3) Die Grenze der privaten Vermögensverwaltung ist überschritten und das Pokerspielen gewerblich, wenn der Steuerpflichtige als erfahrener „Marktteilnehmer” seine Erfahrungen planmäßig durch das Spielen von mehr als 750.000 Händen in einem Zeitraum von 4 ¼ Jahren verwertet und er aufgrund seiner Erfahrungen im Gesamtergebnis mit einem Spielerfolg und der Erzielung von regelmäßigen Einnahmen rechnen konnte.
Normenkette
EStG § 15
Nachgehend
Tatbestand
Streitig ist im Rahmen des Einkommensteuer- und Gewerbesteuer-Messbetragsbescheids für 2009, ob die Gewinne des Klägers aus dem Spielen von Online-Poker steuerpflichtige Einkünfte bzw. der Gewerbesteuer unterliegende Gewinne darstellen.

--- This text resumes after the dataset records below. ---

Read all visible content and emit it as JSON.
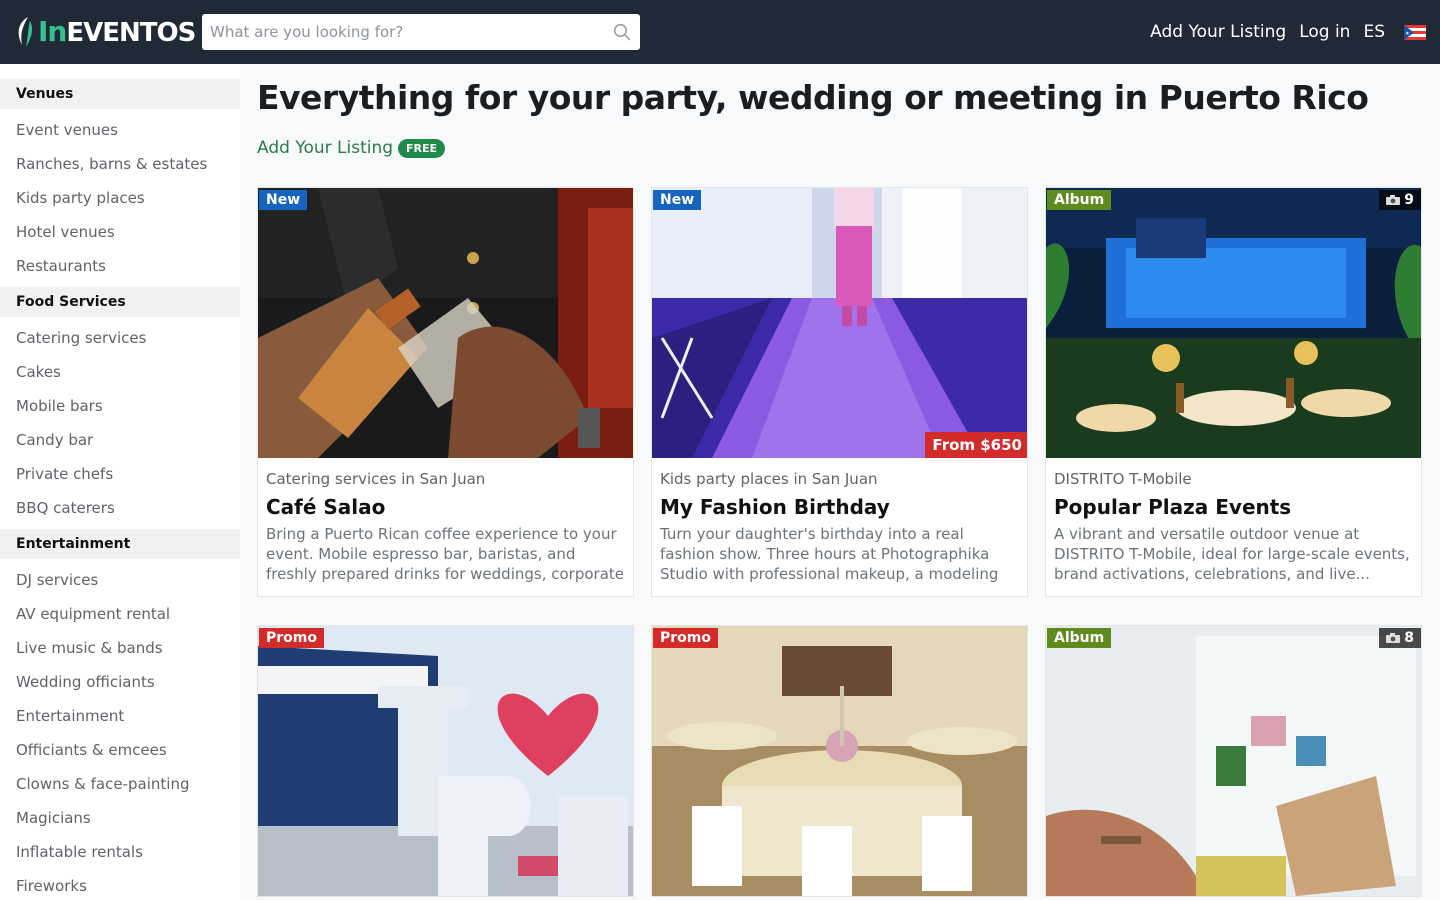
{
  "header": {
    "logo_prefix": "In",
    "logo_suffix": "Eventos",
    "search_placeholder": "What are you looking for?",
    "add_listing": "Add Your Listing",
    "login": "Log in",
    "language": "ES",
    "accent_color": "#35c08f",
    "bg_color": "#1f2a36"
  },
  "sidebar": {
    "groups": [
      {
        "heading": "Venues",
        "items": [
          "Event venues",
          "Ranches, barns & estates",
          "Kids party places",
          "Hotel venues",
          "Restaurants"
        ]
      },
      {
        "heading": "Food Services",
        "items": [
          "Catering services",
          "Cakes",
          "Mobile bars",
          "Candy bar",
          "Private chefs",
          "BBQ caterers"
        ]
      },
      {
        "heading": "Entertainment",
        "items": [
          "DJ services",
          "AV equipment rental",
          "Live music & bands",
          "Wedding officiants",
          "Entertainment",
          "Officiants & emcees",
          "Clowns & face-painting",
          "Magicians",
          "Inflatable rentals",
          "Fireworks"
        ]
      }
    ]
  },
  "main": {
    "title": "Everything for your party, wedding or meeting in Puerto Rico",
    "add_listing": "Add Your Listing",
    "free_badge": "FREE"
  },
  "cards": [
    {
      "badge": "New",
      "subtitle": "Catering services in San Juan",
      "title": "Café Salao",
      "description": "Bring a Puerto Rican coffee experience to your event. Mobile espresso bar, baristas, and freshly prepared drinks for weddings, corporate events,..."
    },
    {
      "badge": "New",
      "price": "From $650",
      "subtitle": "Kids party places in San Juan",
      "title": "My Fashion Birthday",
      "description": "Turn your daughter's birthday into a real fashion show. Three hours at Photographika Studio with professional makeup, a modeling class with an..."
    },
    {
      "badge": "Album",
      "photo_count": "9",
      "subtitle": "DISTRITO T-Mobile",
      "title": "Popular Plaza Events",
      "description": "A vibrant and versatile outdoor venue at DISTRITO T-Mobile, ideal for large-scale events, brand activations, celebrations, and live..."
    },
    {
      "badge": "Promo"
    },
    {
      "badge": "Promo"
    },
    {
      "badge": "Album",
      "photo_count": "8"
    }
  ]
}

Der Kläger ist im Streitjahr 2009 zwanzig Jahre alt geworden, war ledig und wohnte in dem elterlichen Haushalt. Seine Schulausbildung schloss er im Sommer 2008 mit der Allgemeinen Hochschulreife ab. Er absolvierte seit dem Wintersemester 2008/2009 den Bachelor-Studiengang Mathematik mit dem Nebenfach Physik an der Universität A. Die Vorlesung Analysis 1 (Vorlesungsveranstaltungen, Tutorium und Klausur) hatte er bereits im Wintersemester 2005/2006 im Rahmen des Programms „Studieren ab 16” an der Universität A besucht. Dieses Programm lief neben der Schule. Er war für die Universitäts-Veranstaltungen vom Schulunterricht freigestellt worden. Den an das Bachelor-Studium anschließenden Master-Studiengang Mathematik ...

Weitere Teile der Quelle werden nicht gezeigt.